September 18, 2012
It’s so simple. And everybody knows it.
Mass mind control focuses on two elements: image and feeling.
By linking the two primary elements, it is possible to short-circuit thought and “cut to the chase,” when it comes to enlisting the allegiance of huge populations.
Two seemingly unrelated events spurred my interest in mass mind control.
On the evening of April 12, 1945, I listened to a radio report on the death of Franklin D Roosevelt. I was seven years old.
I became upset. I didn’t know why. I was angry at my own reaction.
Forty years later, I pulled into a gas station near my apartment in West Los Angeles. I got out of my car and took the cap off my gas tank. I looked to my right and saw Tony Curtis sitting in his car. I was shocked.
A few days later, I began making notes under the heading of “image-emotion cues.” At the time, I had just started working as a reporter, writing articles for LA Weekly. I knew next to nothing about mind control, MKULTRA, Soviet psychiatric gulags, Chinese re-education programs, or US psychological warfare operations.
But because I had been painting for 25 years, I knew something about the power of images.
I remembered my first exhibition of paintings in LA, at my friend Hadidjah Lamas’ house. We had hung my work in her large living room and dining room. Hadidjah had enlisted the services of a friend who had videotaped me painting in my studio, and at the exhibition she set up a television set out on her patio and continuously played the videocassette.
People came through her front door, almost automatically walked through the house to the patio, as if guided by an unseen hand, and watched the video; then they came back inside and looked at the paintings.
They would stop at a painting and say: “That picture was in the video!” “ You see that one? It was in his studio!”
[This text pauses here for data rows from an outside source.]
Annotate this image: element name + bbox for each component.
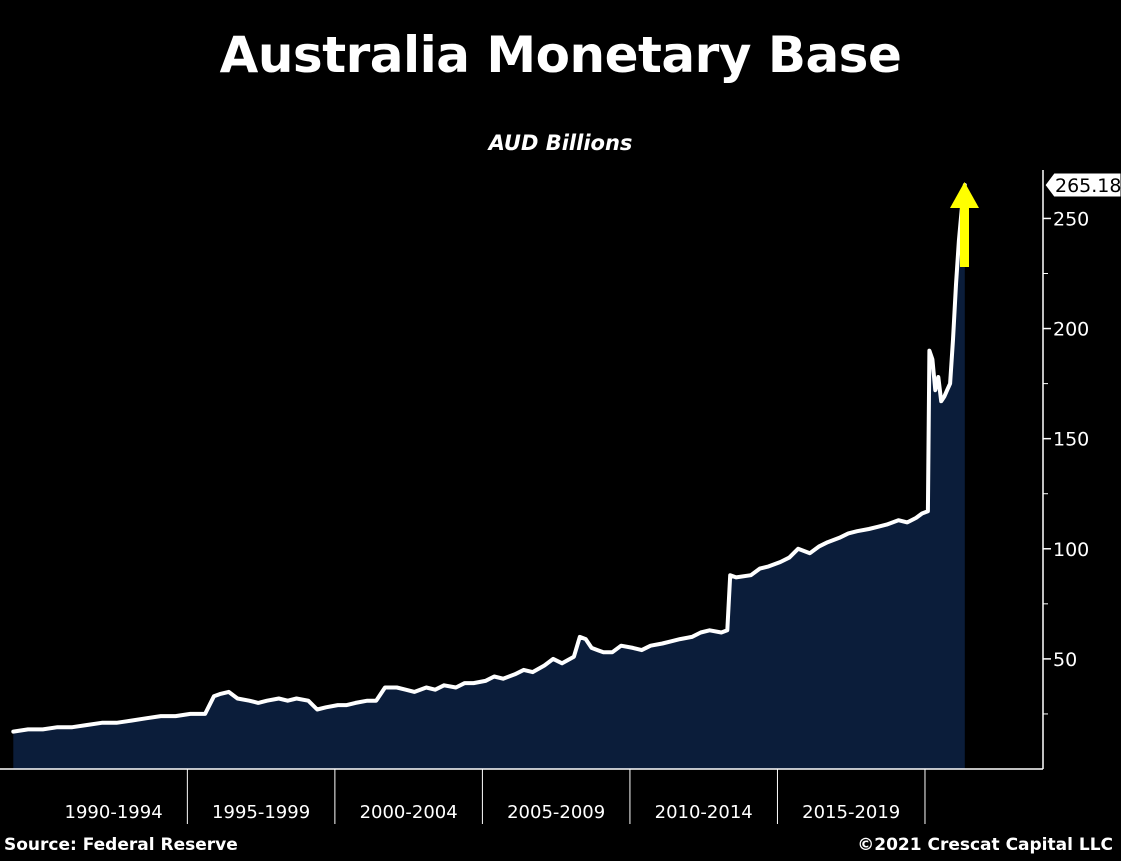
series-area — [13, 185, 965, 769]
x-tick-label: 2005-2009 — [507, 802, 605, 823]
y-tick-label: 250 — [1053, 208, 1089, 230]
series-line — [11, 183, 967, 734]
chart-subtitle: AUD Billions — [488, 131, 633, 155]
arrow-head — [950, 182, 979, 208]
last-value-label: 265.18 — [1044, 172, 1121, 198]
last-value-text: 265.18 — [1055, 175, 1121, 197]
source-note: Source: Federal Reserve — [4, 835, 238, 855]
x-tick-label: 1990-1994 — [65, 802, 163, 823]
y-tick-label: 150 — [1053, 429, 1089, 451]
arrow-shaft — [960, 205, 969, 267]
up-arrow-icon — [950, 182, 979, 267]
y-tick-label: 200 — [1053, 319, 1089, 341]
last-value-badge — [1044, 172, 1121, 198]
copyright-note: ©2021 Crescat Capital LLC — [857, 835, 1113, 855]
x-tick-label: 2015-2019 — [802, 802, 900, 823]
y-tick-label: 100 — [1053, 539, 1089, 561]
chart-title: Australia Monetary Base — [219, 26, 902, 84]
x-tick-label: 1995-1999 — [212, 802, 310, 823]
x-tick-label: 2000-2004 — [360, 802, 458, 823]
x-tick-label: 2010-2014 — [655, 802, 753, 823]
y-tick-label: 50 — [1053, 649, 1077, 671]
My first note on “image-emotion cues” was, “Investing an image with importance. Projecting emotion into an image.”
Projecting emotion into a newspaper image of the president, FDR. Projecting emotion into the screen image of Tony Curtis. Projecting emotion into a video of a painter working in his studio.
When people encounter an image, when they invest it with importance, they project feeling into the image—and this all happens in a private sphere, a private space.
If this didn’t happen, there would be no way to control populations through images. It wouldn’t work. It all starts with a person setting up his own personal feedback loop that travels from him to an image and back again.
Coming out of World War 2, US psychological warfare operatives knew they could turn their skills to political purposes. They had just succeeded in making Americans believe that all Japanese and German people were horribly evil. They had been able to manipulate imagery successfully in that area. Why couldn’t they shape America’s view of a whole planet that lay beyond personal experience?
They could and they did. But the power to do that emanated from the fact that every person invests images with feeling. That’s where it really starts.
I had seen the 1957 film, Sweet Smell of Success, a number of times. I admired it. Burt Lancaster and Tony Curtis gave tremendous performances. When, decades later, I saw Curtis sitting in his car at that gas station, I was “working from” the emotion I had invested in his onscreen image. It produced a sense of shock and paralysis for a few seconds.
Other people might have rushed up to Curtis and asked for his autograph. With me, it was shock, cognitive dissonance. Ditto for the death of FDR. I was working off newspaper pictures I’d seen of him, and the feeling I’d invested in those presidential images. Other people, when FDR died, went out into the street and hugged their neighbors and wept openly. For me, it was upset and shock and anger.
There’s nothing intrinsically wrong with investing emotion in images. It can be exhilarating. It can be uplifting. As a painter, I know this in spades. Putting emotion into images can, in fact, vault you into a different perception of reality.
But on the downside, it can also take you into lockstep with what media operatives want you to experience, second-hand.